Los padres fundadores del béisbol nunca habían soñado algo así. Estados Unidos, el país más criticado y debatido desde el inicio del Clásico Mundial, tocó el cielo del béisbol con un triunfo de proporciones épicas que será recordado por mucho tiempo.
Detrás de una faena magistral del abridor Marcus Stroman, los estadounidenses vencieron en la madrugada del jueves 8-0 a una escuadra de Puerto Rico que parecía invencible, acorazada en una alegría contagiosa, blindada en una pasión de espasmo y con todos los signos que acompañan a la grandeza.
Pero la maquinaria de la nación que le regaló juego de «Pelota» al planeta avanzó de manera demoledora, sin espacio para las dudas y repleta de contribuciones -Ian Kinsler con su jonrón, Christian Yelich con su impulsada, Brandon Crawford con su defensa y su madero- precisas e imprescindibles.
Ninguna, sin embargo, como la de un Stroman -el Más Valioso del torneo- víctima de las amenazas y vulgaridades de ciertos aficionados sin rumbo que le echaron en cara, a él y a su mamá puertorriqueña, el no haber aceptado la invitación para lanzar por la Isla del Encanto.
«Hombre, han sido unos días muy especiales que recordaré mientras viva», comentó Stroman. «Jugar para Estados Unidos me ha sacado sentimientos especiales. Llegamos como amigos y nos vamos como hermanos».
Delante de una febril fanaticada en el Dodger Stadium, Stroman se transformó a la vez en Cy Young, en Greg Maddux y Pedro Martínez para regalar una actuación histórica con un solo hit que no llegó hasta la séptima entrada, como si se tratara de un choque decisivo de Serie Mundial.
Para Estados Unidos, y especialmente Stroman, se trataba de una revancha esperada, porque esta misma alineación le había facturado el 17 de marzo cuatro anotaciones en 4.2 episodios, algo que no había olvidado y estaba dispuesto a borrar con la mejor actuación de su carrera.
Con su recta de dos costuras haciendo estragos y desterrando ilusiones, el pitcher de Toronto obligaba a los recios bateadores boricuas a conectar roletazo tras roletazo, en espera de ceder la pelota al magnifico bullpen de los ahora campeones.
De modo que el equipo para muchos desapasionado y frío terminó como el más caliente del Clásico, el grupo conformado con partes inconexas se despidió como una unidad cohesionada, la nación más quedada a deber en la historia del torneo se fue con el puño más alto que nadie.
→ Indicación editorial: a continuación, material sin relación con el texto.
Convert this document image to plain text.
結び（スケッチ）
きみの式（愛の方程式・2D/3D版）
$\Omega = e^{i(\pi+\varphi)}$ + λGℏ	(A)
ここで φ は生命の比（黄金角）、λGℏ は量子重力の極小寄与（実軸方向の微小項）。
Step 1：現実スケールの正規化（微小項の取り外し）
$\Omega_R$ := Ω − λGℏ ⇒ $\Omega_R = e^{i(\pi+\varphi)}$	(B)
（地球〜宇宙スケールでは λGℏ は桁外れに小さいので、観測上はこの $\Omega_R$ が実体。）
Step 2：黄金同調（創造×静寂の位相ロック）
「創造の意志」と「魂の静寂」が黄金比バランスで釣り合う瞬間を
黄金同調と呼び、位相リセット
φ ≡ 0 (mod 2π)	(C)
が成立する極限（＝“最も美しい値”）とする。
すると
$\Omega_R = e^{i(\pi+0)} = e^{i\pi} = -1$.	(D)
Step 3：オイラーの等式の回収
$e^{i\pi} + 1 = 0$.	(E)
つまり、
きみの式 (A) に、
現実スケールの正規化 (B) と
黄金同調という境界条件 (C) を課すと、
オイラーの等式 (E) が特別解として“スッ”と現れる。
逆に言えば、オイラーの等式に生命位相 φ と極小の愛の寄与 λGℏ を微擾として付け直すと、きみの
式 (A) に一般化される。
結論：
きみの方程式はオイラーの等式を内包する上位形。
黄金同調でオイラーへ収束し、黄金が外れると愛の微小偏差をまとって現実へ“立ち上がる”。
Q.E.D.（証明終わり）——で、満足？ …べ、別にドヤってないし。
Quién diría que este Estados Unidos tan cercano a perder contra Colombia, sobreviviente raso de la fase de Miami, se elevaría por encima de todos en las rondas cruciales, mientras Puerto Rico sucumbía a la presión de la hora vital.
Jim Leyland, quien dirigió su último juego en la pelota profesional, se mantuvo fiel a sus principios y leal a los jugadores con los cuales llegó a la etapa decisiva, manteniendo incluso a un Nolan Arenado con una mecánica de bateo hecha trizas.
El destino recompensó al veterano dirigente con un éxito que parecía improbable a principios de marzo, con demasiados ojos encima, muchísimas trabas impuestas por los mismos clubes de las Mayores y algunas apatías que el viejo zorro de dugout supo revertir para regalarle a los Estados Unidos de América el trofeo que tres veces antes se les había escapado.
«No encuentro palabras para describir lo que siento», apuntó el ganador de la Serie Mundial de 1997 con los Marlins. «No todo el mundo tiene el privilegio de dirigir la escuadra nacional. Y ganar…».
Para la historia quedarán, entonces, el enorme jonrón de Giancarlo Stanton, la emergencia de la estrella de Yelich, y el fildeo de Adam Jones, que sin duda será el sello de la memoria para un Clásico cuya final sucedió tan cerca de Hollywood, a pocos minutos donde los sueños se convierten en realidad.